Scientific classification
- Kingdom: Plantae
- Clade: Tracheophytes
- Clade: Gymnosperms
- Division: Pinophyta
- Class: Pinopsida
- Order: Araucariales
- Family: Podocarpaceae
- Genus: Podocarpus
- Species: P. macrophyllus
- Variety: P. m. var. maki
- Trinomial name: Podocarpus macrophyllus var. maki Siebold & Zucc.
- Synonyms: Synonymy Juniperus chinensis Roxb. ; Margbensonia chinensis (Wall. ex Benn.) A.V.Bobrov & Melikyan ; Margbensonia maki (Siebold & Zucc.) A.V.Bobrov & Melikyan ; Myrica esquirolii H.Lév. ; Nageia appressa (Maxim.) Kuntze ; Nageia chinensis (Wall. ex Benn.) Kuntze ; Nageia corrugata (Gordon) Kuntze ; Nageia flagelliformis (Carrière) Kuntze ; Nageia japonica (Siebold ex Endl.) Kuntze ; Nageia macrophylla var. maki (Siebold & Zucc.) Voss ; Podocarpus appressus Maxim. ; Podocarpus chinensis Wall. ex Benn. ; Podocarpus chinensis var. appressus (Maxim.) Matsum. ; Podocarpus chinensis var. argenteus Gordon ; Podocarpus chinensis var. aureus Gordon ; Podocarpus chinensis var. wardii de Laub. & Silba ; Podocarpus chinensis subsp. wardii (de Laub. & Silba) Silba ; Podocarpus corrugatus Gordon ; Podocarpus flagelliformis Carrière ; Podocarpus japonicus Siebold ex Endl. ; Podocarpus lanceolatus Gordon & Glend. ; Podocarpus macrophyllus var. appressus (Maxim.) Matsum. ; Podocarpus macrophyllus var. chinensis (Wall. ex Benn.) Maxim. ; Podocarpus macrophyllus subsp. maki (Siebold & Zucc.) Pilg. ; Podocarpus maki (Siebold & Zucc.) Pickering ; Podocarpus makoyi Blume ; Podocarpus miquelia Parl. ; Taxus chinensis Roxb. ;

= Podocarpus macrophyllus var. maki =

Species of conifer

Podocarpus macrophyllus var. maki is a variety of conifer in the family Podocarpaceae. It is a variety of Podocarpus macrophyllus native to southern China, northern Myanmar, Taiwan, and south-central and southern Japan.

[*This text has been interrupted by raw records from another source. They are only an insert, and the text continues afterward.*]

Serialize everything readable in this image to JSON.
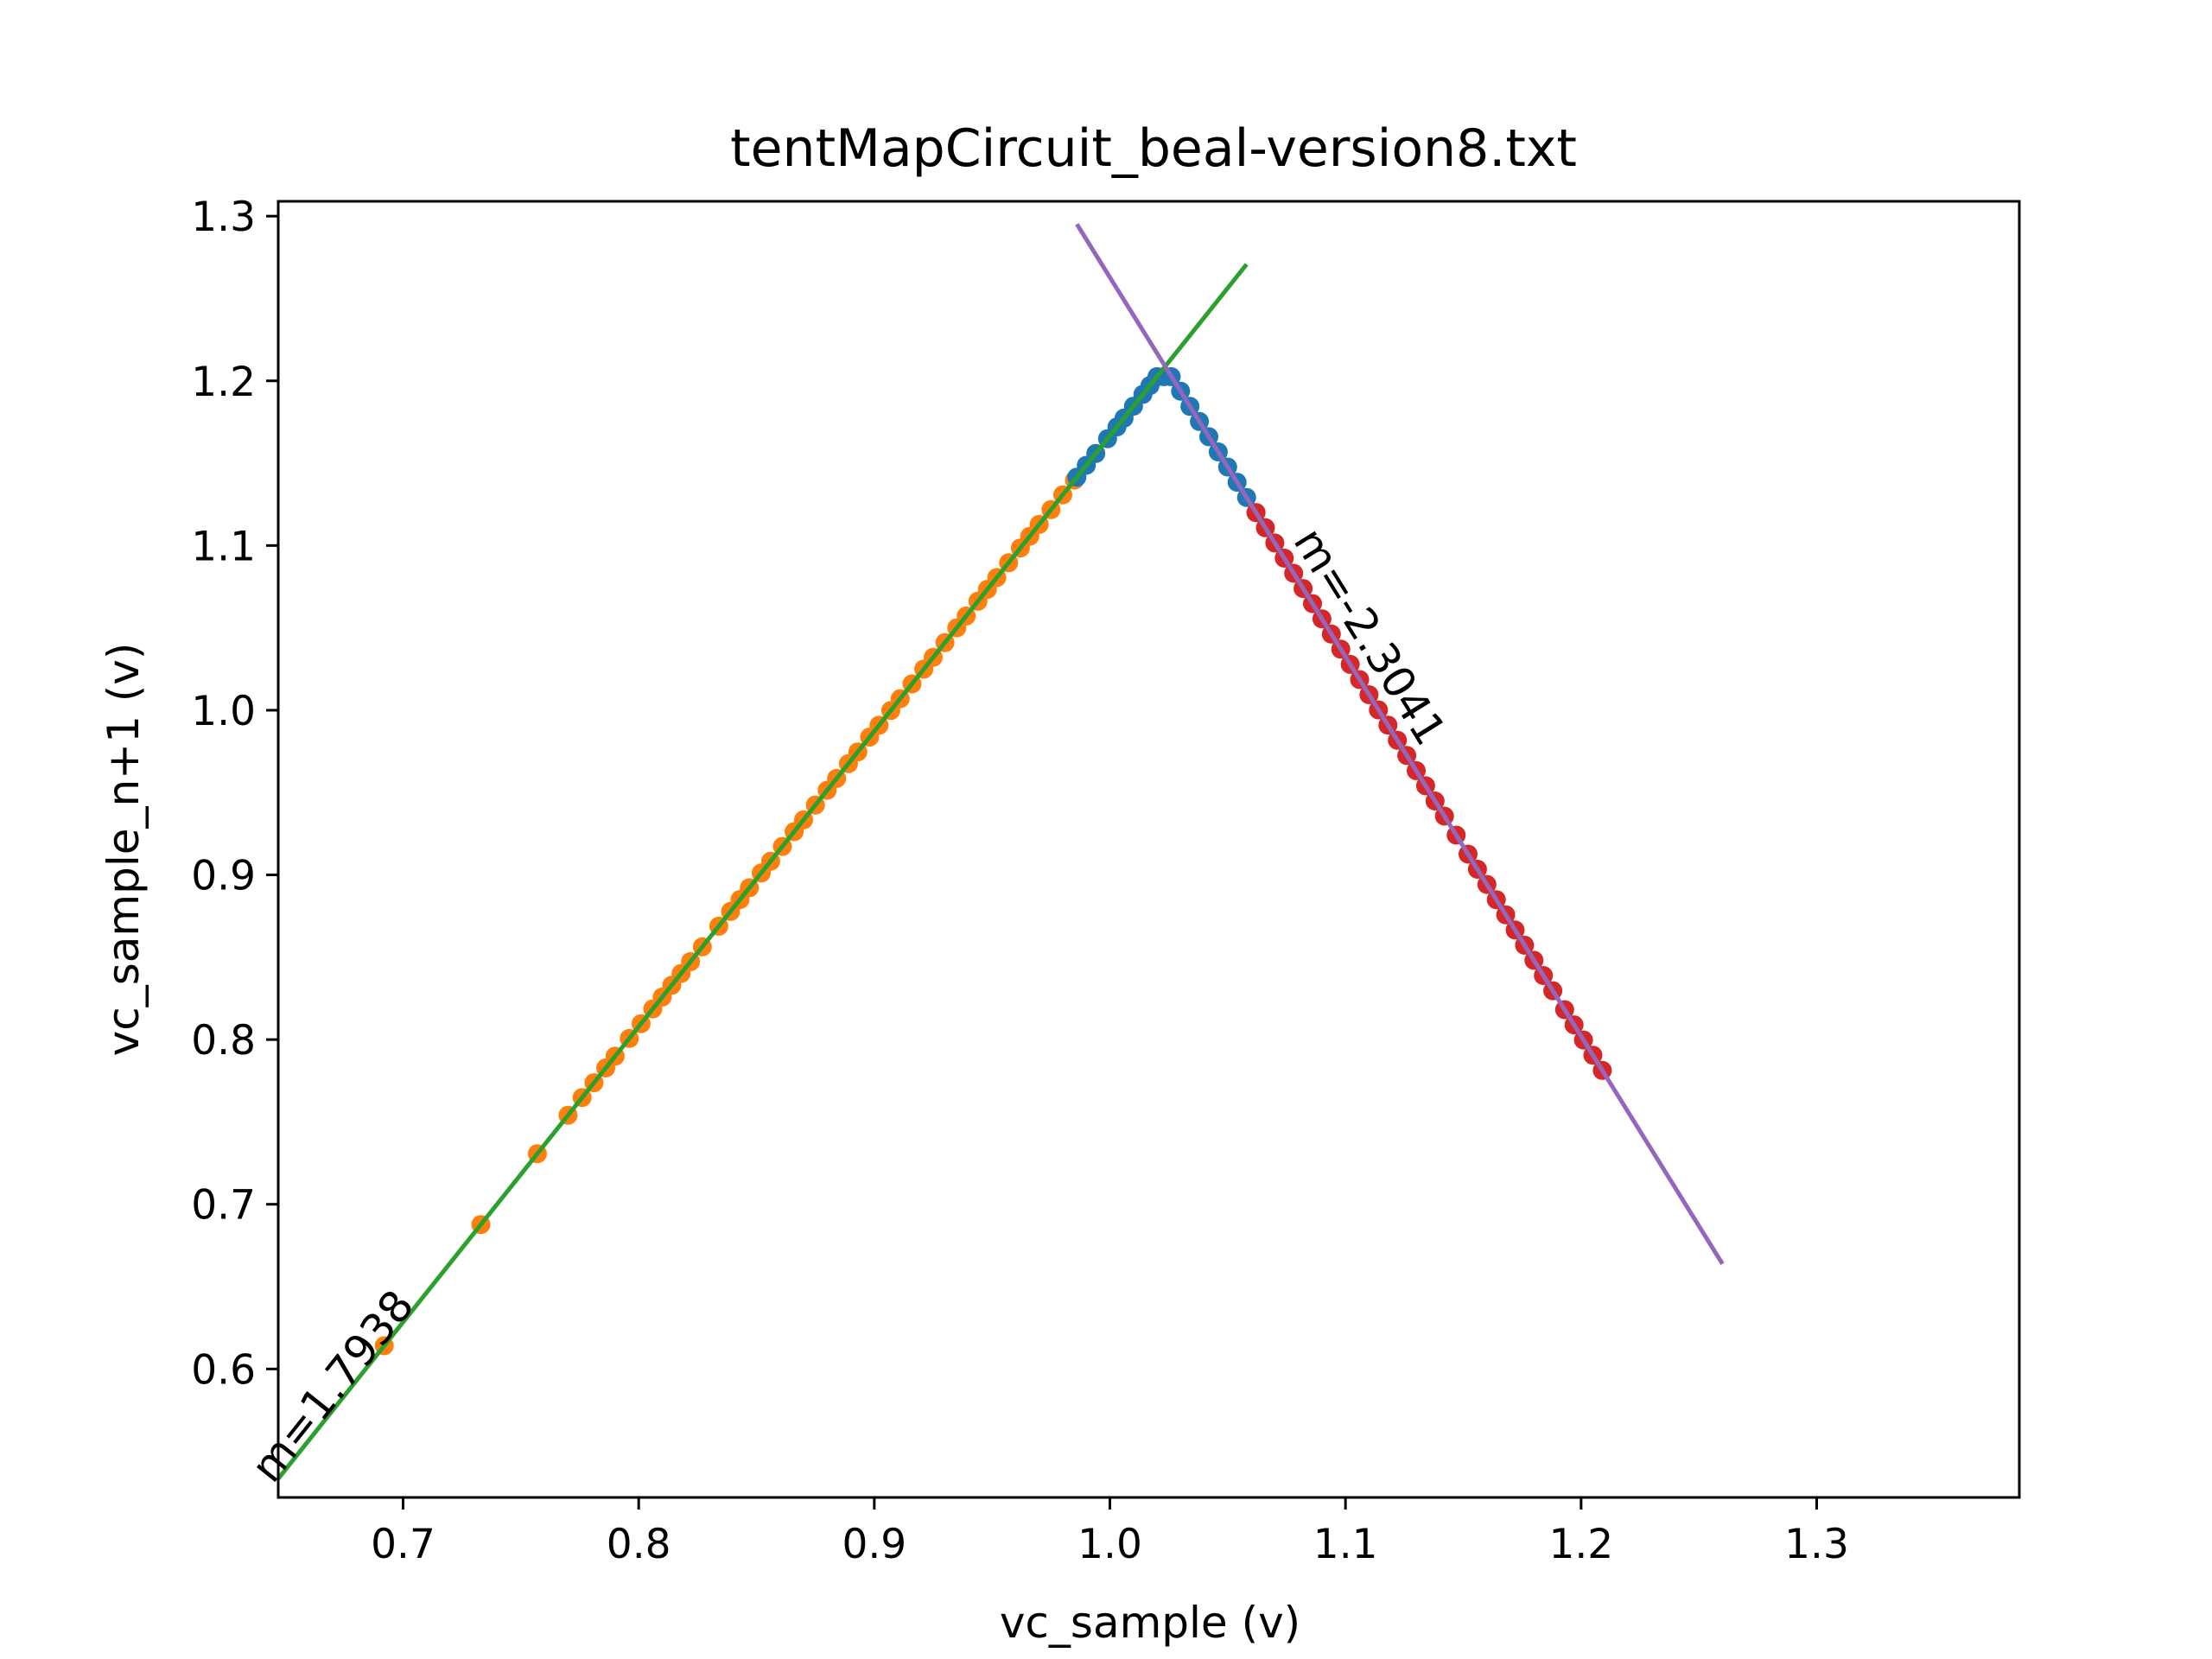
{
  "chart_data": {
    "type": "scatter",
    "title": "tentMapCircuit_beal-version8.txt",
    "xlabel": "vc_sample (v)",
    "ylabel": "vc_sample_n+1 (v)",
    "xlim": [
      0.647,
      1.386
    ],
    "ylim": [
      0.522,
      1.309
    ],
    "xticks": [
      0.7,
      0.8,
      0.9,
      1.0,
      1.1,
      1.2,
      1.3
    ],
    "yticks": [
      0.6,
      0.7,
      0.8,
      0.9,
      1.0,
      1.1,
      1.2,
      1.3
    ],
    "grid": false,
    "legend": "none",
    "colors": {
      "blue": "#1f77b4",
      "orange": "#ff7f0e",
      "green": "#2ca02c",
      "red": "#d62728",
      "purple": "#9467bd"
    },
    "series": [
      {
        "color": "#ff7f0e",
        "kind": "points",
        "x_range": [
          0.692,
          0.985
        ],
        "x_points": [
          0.692,
          0.733,
          0.757,
          0.77,
          0.776,
          0.781,
          0.786,
          0.79,
          0.796,
          0.801,
          0.806,
          0.81,
          0.814,
          0.818,
          0.822,
          0.827,
          0.834,
          0.839,
          0.843,
          0.847,
          0.852,
          0.856,
          0.861,
          0.866,
          0.87,
          0.875,
          0.88,
          0.884,
          0.889,
          0.893,
          0.898,
          0.902,
          0.907,
          0.911,
          0.916,
          0.921,
          0.925,
          0.93,
          0.935,
          0.939,
          0.944,
          0.948,
          0.952,
          0.957,
          0.962,
          0.966,
          0.97,
          0.975,
          0.98,
          0.985
        ]
      },
      {
        "color": "#1f77b4",
        "kind": "points",
        "x_points": [
          0.986,
          0.99,
          0.994,
          0.999,
          1.003,
          1.006,
          1.01,
          1.014,
          1.017,
          1.02,
          1.023,
          1.026,
          1.03,
          1.034,
          1.038,
          1.042,
          1.046,
          1.05,
          1.054,
          1.058,
          1.062
        ]
      },
      {
        "color": "#d62728",
        "kind": "points",
        "x_points": [
          1.062,
          1.066,
          1.07,
          1.074,
          1.078,
          1.082,
          1.086,
          1.09,
          1.094,
          1.098,
          1.102,
          1.106,
          1.11,
          1.114,
          1.118,
          1.122,
          1.126,
          1.13,
          1.134,
          1.138,
          1.142,
          1.147,
          1.152,
          1.156,
          1.16,
          1.164,
          1.168,
          1.172,
          1.176,
          1.18,
          1.184,
          1.188,
          1.193,
          1.197,
          1.201,
          1.205,
          1.209
        ]
      },
      {
        "color": "#2ca02c",
        "kind": "fit-line",
        "x": [
          0.647,
          1.058
        ],
        "y": [
          0.5334,
          1.2707
        ]
      },
      {
        "color": "#9467bd",
        "kind": "fit-line",
        "x": [
          0.986,
          1.26
        ],
        "y": [
          1.2951,
          0.6638
        ]
      }
    ],
    "annotations": [
      {
        "text": "m=1.7938",
        "x": 0.675,
        "y": 0.584
      },
      {
        "text": "m=-2.3041",
        "x": 1.105,
        "y": 1.04
      }
    ]
  }
}
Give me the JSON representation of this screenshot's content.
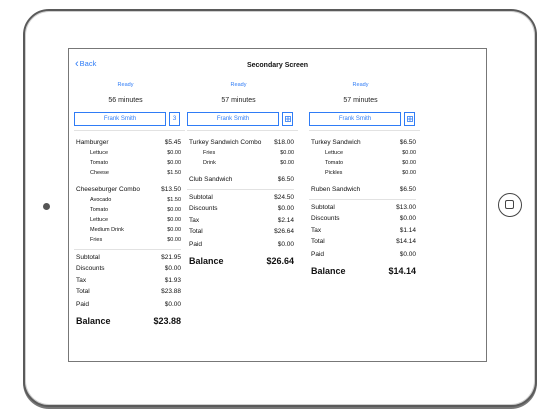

Podocarpus macrophyllus var. maki is a coniferous tree growing up to 15 metres tall. Its branches are strong and horizontal with dense branchlets. Leaves are thick and leathery and spirally arranged, up to 18 × 1 cm, bright green above and glaucous beneath. It varies from P. macrophyllus var. macrophyllus only in leaf width and receptacle color.

==Etymology==
Podocarpus is derived from Greek, meaning ‘stalked fruit’. It was named in reference to the fleshy fruit stalks of some species.